The reason for this is that you are responsible for any harm or damage you are legally liable for from an AT-FAULT accident. Yes, your vehicle is covered if you have full coverage on it, but what about the other person or the $75,000 car that you smashed into? This is where your bodily injury and property damage liability limits protect you and your assets.

 

Picture two separate, but
real life scenarios

Example 1:

You rear end and total a brand new $75,000 Mercedes-Benz. Guess who is responsible for the damage to that $75,000 car. You, the person that is AT-FAULT for the accident. If you have the state-minimum in coverage, your insurance policy is not going to fully cover or be able to pay off the total amount of damage caused in this accident.

State minimums vary from state to state. On the low end, for instance is Pennsylvania, which just requires $5000 of property damage. In the case above, if the driver that causes the at-fault accident, (driver A) only has the state minimum, their insurance policy will pay $5000 and the driver is left with a $70,000 judgement against them. Now if the owner of the Mercedes-Benz (driver B) has full coverage on their vehicle, they are protected if they have full coverage by their insurance policy. But do you think that insurance company (of driver B) wants that $70,000 bill? They will seek a suit to get that $70,000 bill from driver B personally, if they have enough personal assets to cover some or all of the difference.

Example 2:

You cause a bad accident that severely injuries a 35 year old surgeon that has 4 kids. Due to this accident, this surgeon can no longer perform the same duties and can not work any longer. Can you imagine how much this claim could be worth?

Now imagine if you have the state minimum for bodily injury of say $15,000 per person/$30,000 per accident or $25,000 per person/$50,000 per accident (varies state to state). The insurance company will only pay out as much as your liability limits are. Once they are exhausted, you are at risk.

Sizing up your assets

If you do not have a lot of assets, it is unlikely that a lawyer will file suit. In order for a judgement to be made against a claimant, lawyers do want to make sure their client would be compensated and a claimant’s assets are required for compensation.

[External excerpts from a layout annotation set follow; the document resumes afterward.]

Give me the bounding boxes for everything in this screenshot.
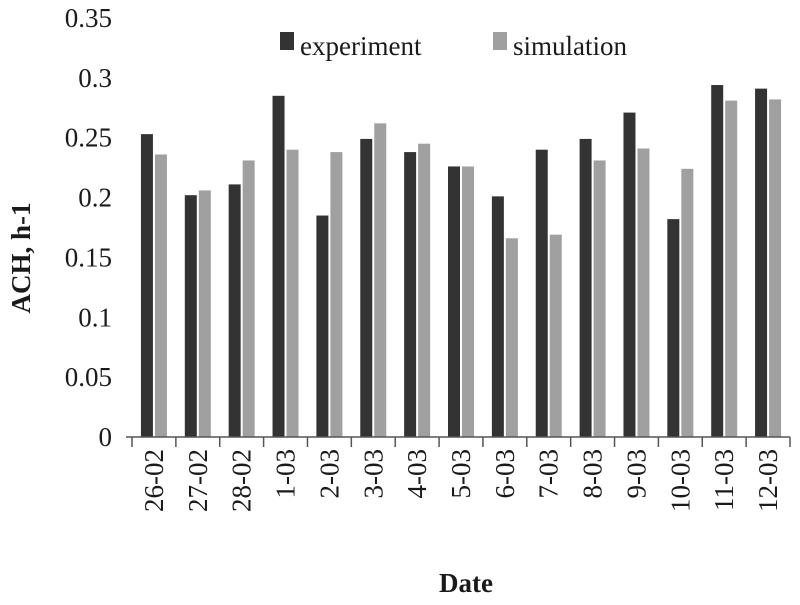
y-tick-label: 0.25 — [65, 123, 112, 153]
bar-experiment-1-03 — [272, 95, 285, 438]
bar-simulation-8-03 — [593, 160, 606, 437]
bar-experiment-26-02 — [140, 134, 153, 437]
bar-simulation-6-03 — [505, 238, 518, 437]
x-tick-label: 6-03 — [490, 449, 520, 499]
bar-simulation-26-02 — [154, 154, 167, 437]
legend-swatch-experiment — [280, 32, 294, 50]
bar-experiment-12-03 — [755, 88, 768, 437]
bar-simulation-5-03 — [462, 166, 474, 437]
x-tick-label: 9-03 — [621, 449, 651, 499]
y-tick-label: 0.3 — [78, 63, 112, 93]
bar-experiment-6-03 — [491, 196, 504, 437]
bar-simulation-10-03 — [681, 168, 694, 437]
bar-experiment-8-03 — [579, 138, 592, 437]
x-tick-label: 28-02 — [227, 449, 257, 512]
bar-experiment-10-03 — [667, 219, 680, 437]
bar-simulation-27-02 — [198, 190, 211, 437]
bar-experiment-9-03 — [623, 112, 636, 438]
bar-experiment-4-03 — [404, 152, 417, 437]
x-tick-label: 27-02 — [183, 449, 213, 512]
bar-experiment-28-02 — [228, 184, 241, 437]
bar-experiment-5-03 — [448, 166, 460, 437]
bars — [140, 85, 782, 438]
x-tick-label: 2-03 — [314, 449, 344, 499]
bar-simulation-11-03 — [725, 100, 738, 438]
bar-experiment-11-03 — [711, 85, 724, 437]
bar-simulation-2-03 — [330, 152, 343, 437]
x-tick-label: 5-03 — [446, 449, 476, 499]
y-axis-ticks: 0 0.05 0.1 0.15 0.2 0.25 0.3 0.35 — [65, 3, 112, 452]
x-tick-label: 26-02 — [139, 449, 169, 512]
y-tick-label: 0.2 — [78, 183, 112, 213]
legend: experiment simulation — [280, 31, 627, 61]
y-axis-title: ACH, h-1 — [6, 202, 36, 313]
bar-simulation-12-03 — [769, 99, 782, 438]
x-tick-label: 4-03 — [402, 449, 432, 499]
bar-simulation-3-03 — [374, 123, 387, 437]
x-axis-title: Date — [439, 568, 493, 598]
x-tick-label: 3-03 — [358, 449, 388, 499]
bar-experiment-2-03 — [316, 215, 329, 437]
x-tick-label: 8-03 — [578, 449, 608, 499]
x-tick-label: 12-03 — [753, 449, 783, 512]
x-tick-label: 1-03 — [271, 449, 301, 499]
bar-simulation-28-02 — [242, 160, 255, 437]
bar-simulation-4-03 — [418, 143, 431, 437]
y-tick-label: 0.35 — [65, 3, 112, 33]
bar-experiment-27-02 — [184, 195, 197, 437]
x-tick-label: 11-03 — [709, 449, 739, 511]
x-axis-ticks: 26-02 27-02 28-02 1-03 2-03 3-03 4-03 5-03 6-03 7… — [131, 437, 791, 512]
y-tick-label: 0.1 — [78, 302, 112, 332]
legend-label-experiment: experiment — [300, 31, 422, 61]
y-tick-label: 0 — [99, 422, 113, 452]
y-tick-label: 0.15 — [65, 242, 112, 272]
bar-experiment-3-03 — [360, 138, 373, 437]
legend-swatch-simulation — [493, 32, 507, 50]
y-tick-label: 0.05 — [65, 362, 112, 392]
x-tick-label: 7-03 — [534, 449, 564, 499]
x-tick-label: 10-03 — [665, 449, 695, 512]
bar-experiment-7-03 — [535, 149, 548, 437]
bar-simulation-1-03 — [286, 149, 299, 437]
legend-label-simulation: simulation — [513, 31, 627, 61]
bar-simulation-7-03 — [549, 234, 562, 437]
bar-simulation-9-03 — [637, 148, 650, 437]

If you truly do not have many assets, you COULD be protected enough by the state minimums. We always tell our clients, to purchase as much insurance as they can afford. A review of your assets is important, because you do want to protect what you can’t afford to lose. A 22 year old right out of college may not have many assets. As time goes on and they build their life, 8 years later they have something to protect.

Roughly 90% of accidents will probably fall well within your liability limits. We all think we are invincible and it will never happen to us. The top excuse I get for purchasing low limits is “I’m a safe driver and don’t drive a lot, I’m good”. In a split second the unimaginable can happen. Don’t be left without protecting what you worked years for, to have it taken away from one split second freak accident.

Suggested Liability Limits

We suggest to our clients a minimum of $100,000 per person and $300,000 per accident for bodily injury and $100,000 for property damage. If you have more to protect, most insurance policies can be increased up to $1,000,000 of coverage for each. Still not enough? Umbrella policies can add an extra $1 million plus of coverage.

Think about what you have to lose before you settle on “cheap” insurance. Cheap insurance is never good. Affordable insurance is better.